BMW R100GS Paris-Dakar

昔、こんなのにも乗ってました。
2輪に興味のない方は、BMWがバイクを造っていることを知らないことが多いが、1923年に生産された同社初の2輪モデル、R32以来、世界中のロードに、オフロードに、そしてサーキットに足跡を残してきた実績を持っている。
昔、パリダカが日本でも世界でも人気の絶頂期であった頃、ご多分に漏れず夢中になって毎日のテレビダイジェストや雑誌を見ていたのだが、相変わらずのマイナー愛好癖で四つ輪には興味なく、追いかけるのはもっぱら2輪。当時、ホンダNXR750が1986年のデビューウィン以降独走4連覇を飾った頃で、そのレプリカともいうべきアフリカツインともども憧れのマシンだったのだが、いわゆるラリーレイドというジャンルを研究するうち、レイドモデルならなんでもござれになってきて、HRC―NXR750が参戦する前のパリダカで活躍した、ガストン・ライエ駆るBMWワークスのR100にもすっかりイカレてしまった。
当時、今のようにBMWのバイク専門誌があったわけでもなく、ビーエムのバイクに乗るというのは現在では考えられないほどマニアックな行為だった。自分でもシブシブの趣味だなとは思ったのだが、どうしてもあの牛のような巨体に跨ってみたい気持ち抑えきれず、パリダカマシンレプリカともいうべきオフロードモデルのR100GS、しかも巨大なタンクが見る者を圧倒する限定モデル、パリダカールを買ってしまった。
・・・まあ、いろいろありまして、このマシンとの過ごした日々はあまり長くは続かなかったのだが、初めてヨーロッパに行った時に、ミュンヘンを旅程に組み込んだこともあり、一度は縁あって乗ったBMWの故郷、噂の「4気筒」に行ってみよ〜!ということに。

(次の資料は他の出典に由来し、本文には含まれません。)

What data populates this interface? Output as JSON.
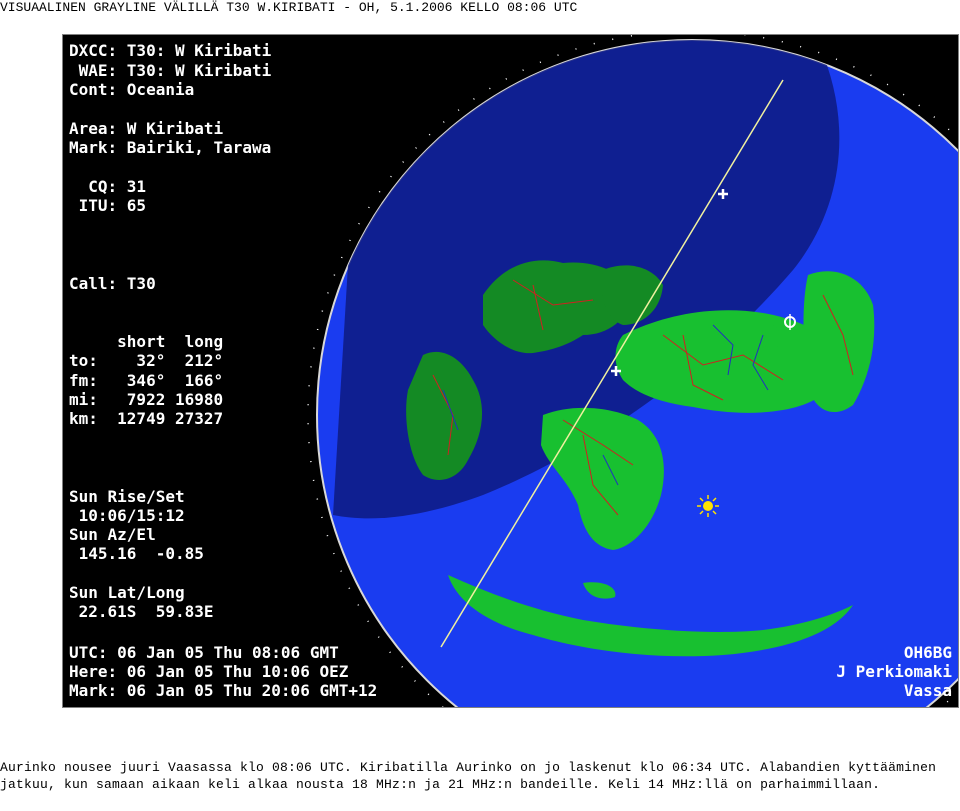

これがその形から「4気筒」と呼ばれるBMW本社。右に見えるお椀の形をした建物が同社の今までのプロダクトを展示している博物館である。ミュンヘン市街の北側、1972年のオリンピック会場跡地であるオリンピック公園に隣接した場所に建っている。Uバーン(地下鉄)2・3号線の終点、Olympiazentrum駅下車すぐ。

入場料を払って入口から入ってすぐ、エスカレータ脇にさりげなく置かれていたのが珍奇なマシンが多いビーエムのバイクの中でも極め付きのモデル、1989年デビューの4気筒モデル・K1のプロトタイプ。モーターショーのコンセプトモデルならこの位はよくある話だが、なんとほぼこの形のままで市販車になってしまったという驚異のマシンである。さすがに今では見かけることは少なくなってきたが・・・

館内は確か螺旋状のゆるいスロープを上がりながら、展示してあるマシンや物品の時代が徐々に下っていくという構成だったように記憶しているが、これがBMWのバイク第1号車、R32。ボクサーの創始者、マックス・フリッツが1920年に設計したM2B15ユニットを搭載しており、現在まで引き継がれるボクサーツイン(水平対向2気筒)のレイアウトは、すでにこの時に確立されたもの。486cc(494ccのモデルもあり)の排気量で8.5馬力を発揮する。

この辺りは神話の領域なので、私が今回ここに来た最大の目的、R100ワークスモデルを。1984年のパリダカ、ガストン・ライエのライディングで優勝を飾ったマシンである。現役当時はいわゆるマルボロカラーだったはずなのだが、展示車には特徴的なカラーリングは残っているが、ロゴはなし。これが1984年当時のマーキングなのか、それともドイツ国内での展示にあたってのタバコ関係の広告禁止に則ったものなのかは不明。出力は展示脇のプレートによれば75馬力とのこと。

リアビュー。サスはフロントがマルゾッキ、リアの2本がホワイトパワー、ブレーキはブレンボR100は1983年ユベール・オーリオル、1984・85年ライエと3連覇を飾っているが、85年のマシンはBMWオフ車の有力コンストラクター、HPN社の製作によるもので、純粋なBMW製ワークスマシンとしてはこの84モデルが最後のものとなる。
この他にももちろん四輪、またBMWの歴史を語る上で欠かせない航空エンジンなど多数の展示品があるのだが、今回はここまで。というか、ほとんどこれ位しか撮っていないのです・・・というわけで、今回はこれにて終了!